时珣说归说,还是放下器械,搂着江未迟的肩安慰一下红眼睛的兔子,“没事了,都过去了,我都不疼了,你就别想着替我疼了吧,咱们想点好事好不好?”
“什么好事……”江未迟闷闷的。
时珣原本想说什么,却停住了。
他把小辅助额前的头发绕在指尖,然后又松开,手指突然插进江未迟发间,将刘海拂开,看着他光洁的额头,好像确定了自己是想要做什么。
就这样,轻轻印下一个吻。
江未迟耳后又慢慢红起来,他没想到会得到时珣这样的触碰。
时珣却好像觉得很正常,只是做了一件再平常不过的事情,还继续把话说完,“换来了我们一起上场的机会啊。

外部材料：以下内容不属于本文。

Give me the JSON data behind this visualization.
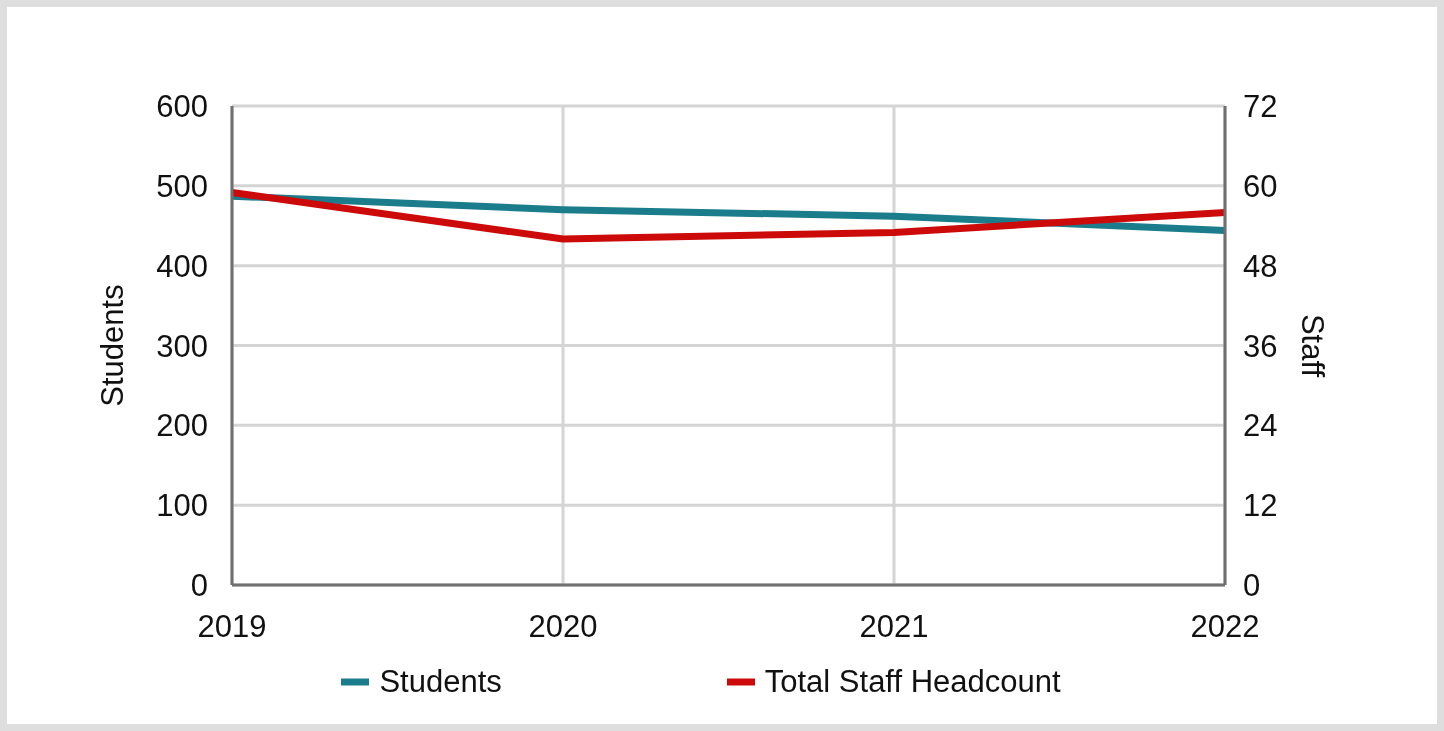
{
  "chart_data": {
    "type": "line",
    "categories": [
      "2019",
      "2020",
      "2021",
      "2022"
    ],
    "series": [
      {
        "name": "Students",
        "color": "#1b7d8c",
        "values": [
          487,
          470,
          462,
          444
        ]
      },
      {
        "name": "Total Staff Headcount",
        "color": "#cc0a0a",
        "values": [
          59,
          52,
          53,
          56
        ],
        "axis": "y2"
      }
    ],
    "ylabel": "Students",
    "y2label": "Staff",
    "ylim": [
      0,
      600
    ],
    "yticks": [
      0,
      100,
      200,
      300,
      400,
      500,
      600
    ],
    "y2lim": [
      0,
      72
    ],
    "y2ticks": [
      0,
      12,
      24,
      36,
      48,
      60,
      72
    ],
    "grid": true,
    "legend": "bottom",
    "marker": "none",
    "line_style": "solid"
  }
}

”
江未迟把时珣的手拉下来,动作很轻,几乎是捧在了自己的手心,然后在指尖落下了吻。
安静又虔诚。
江未迟垂着眼帘,细细触碰摩挲那条算得上狰狞的疤痕。
是啊,这就是真真正正的好事了。他总也该向前看,不能沉湎于曾经,浪费现在的时间。
时珣是不会把这些伤痛都时时放在心上,像是用伤疤来证明什么是应得的,证明自己已经很努力了,这种事情,时珣从来都不会做。
他只会总结经验教训,更加努力,永远执着地向前走。
就是因为这样,江未迟才会觉得自己是在亵渎时珣。
可是又有谁未曾想过渎神呢。
江未迟这两天也想了很多,他已经转变了,但是时珣回来了。现在这个体系,需要再进行调整,当然是会被时珣带向更多的可能性。